Highlight
– Intensive blood pressure control lowers cardiovascular events across all cardiovascular risk tertiles.
– Higher baseline cardiovascular risk patients experience greater absolute benefit but also increased adverse events.
– Benefit-to-harm ratios favor intensive treatment regardless of baseline risk, supporting individualized therapy.
Study Background and Disease Burden
Hypertension remains a major modifiable risk factor for cardiovascular disease (CVD), contributing substantially to morbidity and mortality worldwide. Current hypertension guidelines recommend treatment targets stratified by a patient’s baseline CVD risk, aiming to maximize cardiovascular event reduction while minimizing treatment-related harms. Although intensive blood pressure control reduces cardiovascular events, its risk-benefit profile across differing baseline CVD risk levels has not been fully elucidated. This knowledge gap limits clinicians’ ability to tailor blood pressure targets optimally for individual patients.
Study Design
The present analysis used data from the STEP trial (Strategy of Blood Pressure Intervention in Older Hypertensive Patients), a large randomized controlled trial assessing intensive versus standard blood pressure treatment targets.

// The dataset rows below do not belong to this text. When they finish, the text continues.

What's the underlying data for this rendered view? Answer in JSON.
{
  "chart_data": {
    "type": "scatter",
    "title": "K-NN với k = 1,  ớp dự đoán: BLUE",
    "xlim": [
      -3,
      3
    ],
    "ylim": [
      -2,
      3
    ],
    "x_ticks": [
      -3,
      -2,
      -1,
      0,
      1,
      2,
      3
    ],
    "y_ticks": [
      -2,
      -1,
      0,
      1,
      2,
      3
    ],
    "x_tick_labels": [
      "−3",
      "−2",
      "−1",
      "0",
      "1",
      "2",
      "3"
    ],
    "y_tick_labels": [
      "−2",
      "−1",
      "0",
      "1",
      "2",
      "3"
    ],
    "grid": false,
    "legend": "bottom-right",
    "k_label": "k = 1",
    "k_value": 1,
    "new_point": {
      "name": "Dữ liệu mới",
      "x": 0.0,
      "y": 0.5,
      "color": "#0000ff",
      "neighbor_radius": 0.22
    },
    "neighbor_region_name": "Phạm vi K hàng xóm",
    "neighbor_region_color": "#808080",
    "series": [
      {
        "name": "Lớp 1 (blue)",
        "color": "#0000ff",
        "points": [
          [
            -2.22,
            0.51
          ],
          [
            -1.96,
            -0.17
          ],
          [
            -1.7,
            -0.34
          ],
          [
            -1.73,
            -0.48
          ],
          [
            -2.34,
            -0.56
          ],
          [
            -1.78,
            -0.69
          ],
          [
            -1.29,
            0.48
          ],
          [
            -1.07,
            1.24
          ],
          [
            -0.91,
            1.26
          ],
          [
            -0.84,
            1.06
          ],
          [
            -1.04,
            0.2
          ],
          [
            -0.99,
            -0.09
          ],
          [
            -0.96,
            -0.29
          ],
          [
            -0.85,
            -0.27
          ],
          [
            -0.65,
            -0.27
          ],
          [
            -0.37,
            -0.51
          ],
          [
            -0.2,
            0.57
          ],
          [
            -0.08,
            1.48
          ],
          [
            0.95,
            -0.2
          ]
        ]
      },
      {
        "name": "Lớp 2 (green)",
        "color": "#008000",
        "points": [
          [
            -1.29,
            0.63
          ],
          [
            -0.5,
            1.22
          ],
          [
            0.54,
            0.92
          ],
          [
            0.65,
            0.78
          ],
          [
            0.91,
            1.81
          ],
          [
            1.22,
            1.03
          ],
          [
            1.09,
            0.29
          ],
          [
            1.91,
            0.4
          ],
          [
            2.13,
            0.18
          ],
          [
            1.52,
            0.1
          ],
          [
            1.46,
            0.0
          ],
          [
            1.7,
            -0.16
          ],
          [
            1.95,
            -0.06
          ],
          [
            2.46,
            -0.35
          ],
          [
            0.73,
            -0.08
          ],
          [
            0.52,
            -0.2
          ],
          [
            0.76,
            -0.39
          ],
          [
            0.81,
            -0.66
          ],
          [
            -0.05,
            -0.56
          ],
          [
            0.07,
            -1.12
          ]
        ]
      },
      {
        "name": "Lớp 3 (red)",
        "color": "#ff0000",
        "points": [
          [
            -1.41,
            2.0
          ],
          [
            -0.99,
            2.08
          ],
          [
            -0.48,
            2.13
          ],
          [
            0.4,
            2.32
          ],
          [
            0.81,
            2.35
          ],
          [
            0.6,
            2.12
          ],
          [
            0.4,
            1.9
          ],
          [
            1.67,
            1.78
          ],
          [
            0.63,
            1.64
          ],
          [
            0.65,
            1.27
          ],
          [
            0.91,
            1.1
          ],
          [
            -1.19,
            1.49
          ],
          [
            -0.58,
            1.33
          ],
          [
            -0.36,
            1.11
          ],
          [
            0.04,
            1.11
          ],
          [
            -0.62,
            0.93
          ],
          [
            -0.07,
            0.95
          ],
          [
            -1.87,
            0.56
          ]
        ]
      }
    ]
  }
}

The study included 8,262 hypertensive patients aged 60 years or older, stratified into tertiles based on baseline 10-year CVD risk.

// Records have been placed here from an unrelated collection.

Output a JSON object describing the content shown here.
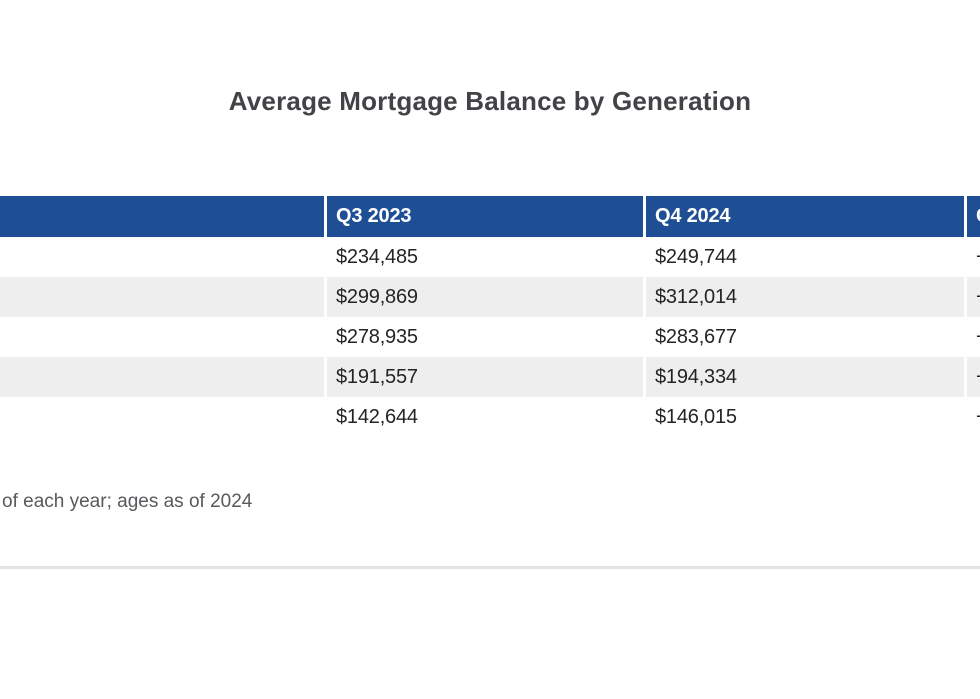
{
  "page": {
    "title": "Average Mortgage Balance by Generation",
    "footnote": "of each year; ages as of 2024"
  },
  "table": {
    "columns": [
      {
        "label": ""
      },
      {
        "label": "Q3 2023"
      },
      {
        "label": "Q4 2024"
      },
      {
        "label": "C"
      }
    ],
    "rows": [
      {
        "cells": [
          "",
          "$234,485",
          "$249,744",
          "+"
        ]
      },
      {
        "cells": [
          "",
          "$299,869",
          "$312,014",
          "+"
        ]
      },
      {
        "cells": [
          "",
          "$278,935",
          "$283,677",
          "+"
        ]
      },
      {
        "cells": [
          "",
          "$191,557",
          "$194,334",
          "+"
        ]
      },
      {
        "cells": [
          "",
          "$142,644",
          "$146,015",
          "+"
        ]
      }
    ]
  },
  "colors": {
    "header_bg": "#1e4e94",
    "header_text": "#ffffff",
    "stripe_bg": "#eeeeee",
    "cell_text": "#232427",
    "title_color": "#414347",
    "footnote_color": "#58595d",
    "divider_color": "#e4e4e4"
  }
}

Participants were randomized to intensive blood pressure control (target systolic blood pressure <130 mmHg) versus standard treatment targets. The primary outcome was a composite of cardiovascular events including stroke, myocardial infarction, acute heart failure, coronary revascularization, atrial fibrillation, or death from cardiovascular causes. Adverse events related to treatment, such as hypotension, syncope, or renal dysfunction, were closely monitored.
The analysis employed Cox proportional hazards models to evaluate the association between baseline CVD risk and clinical outcomes in each risk tertile. Additionally, Poisson regression models predicted absolute benefits and harms to determine the net benefit of intensive treatment.
Key Findings
Over a median follow-up of 3.32 years, 333 primary outcome events and 611 adverse events were recorded. Intensive blood pressure control significantly reduced the incidence of the primary cardiovascular outcome compared to standard treatment, with an overall hazard ratio (HR) of 0.76 (95% CI, 0.61–0.94).
Importantly, this benefit was consistent within each cardiovascular risk tertile. However, patients in the highest risk tertile experienced greater absolute risk reductions due to their elevated baseline event rates. Conversely, the hazard ratio for adverse events associated with intensive treatment was 1.1 (95% CI, 0.94–1.28), indicating a modest increase in treatment-related harms that was not statistically significant overall.
The absolute risk increase of adverse events was more pronounced in higher-risk patients. Despite this, the predicted benefit-to-harm ratio was favorable for intensive blood pressure control across all risk strata. Notably, the ratio differed significantly between tertiles, reflecting the varying balance of benefits and harms according to baseline cardiovascular risk. Nonetheless, overall, intensive blood pressure lowering demonstrated a net benefit.
Expert Commentary
This comprehensive analysis adds significant evidence supporting the principle that more intensive blood pressure lowering yields clinical benefits even among older hypertensive patients with variable cardiovascular risk profiles. It corroborates recent guideline trends endorsing personalized blood pressure targets based on overall CVD risk assessment.
While the increased absolute risk of adverse events with intensive therapy warrants caution, the benefit in cardiovascular event reduction appears to outweigh these risks across risk groups. These findings underscore the importance of nuanced clinical decision-making, integrating patient-specific factors including comorbidities, frailty, and treatment tolerability.
Limitations of the study include the relatively short median follow-up of just over three years, which may underestimate long-term harms or benefits. Additionally, the older age group studied may limit generalizability to younger populations. Further studies are also needed to identify strategies to mitigate adverse events while preserving cardiovascular benefits.
Conclusions
Intensive blood pressure control reduces major cardiovascular events across the spectrum of baseline cardiovascular risk in older hypertensive patients. Although higher-risk patients derive greater absolute cardiovascular benefit, they also face a higher absolute risk of treatment-related adverse events. Importantly, the overall balance favors intensive treatment in all risk groups, supporting the clinical implementation of risk-stratified blood pressure targets.
These results emphasize the relevance of individualized hypertension management informed by comprehensive cardiovascular risk assessment to optimize patient outcomes and minimize harm. Clinicians should consider both the enhanced benefits and potential harms when deciding on blood pressure targets, especially in higher-risk patients.
References
Dong X, Ling Q, Zhao X, Song Q, Cai J. Benefit and Harm of Intensive Blood Pressure Control by Cardiovascular Risk. Hypertension. 2025 Aug;82(8):1392-1400. doi: 10.1161/HYPERTENSIONAHA.125.25162. Epub 2025 Jun 26. PMID: 40567237.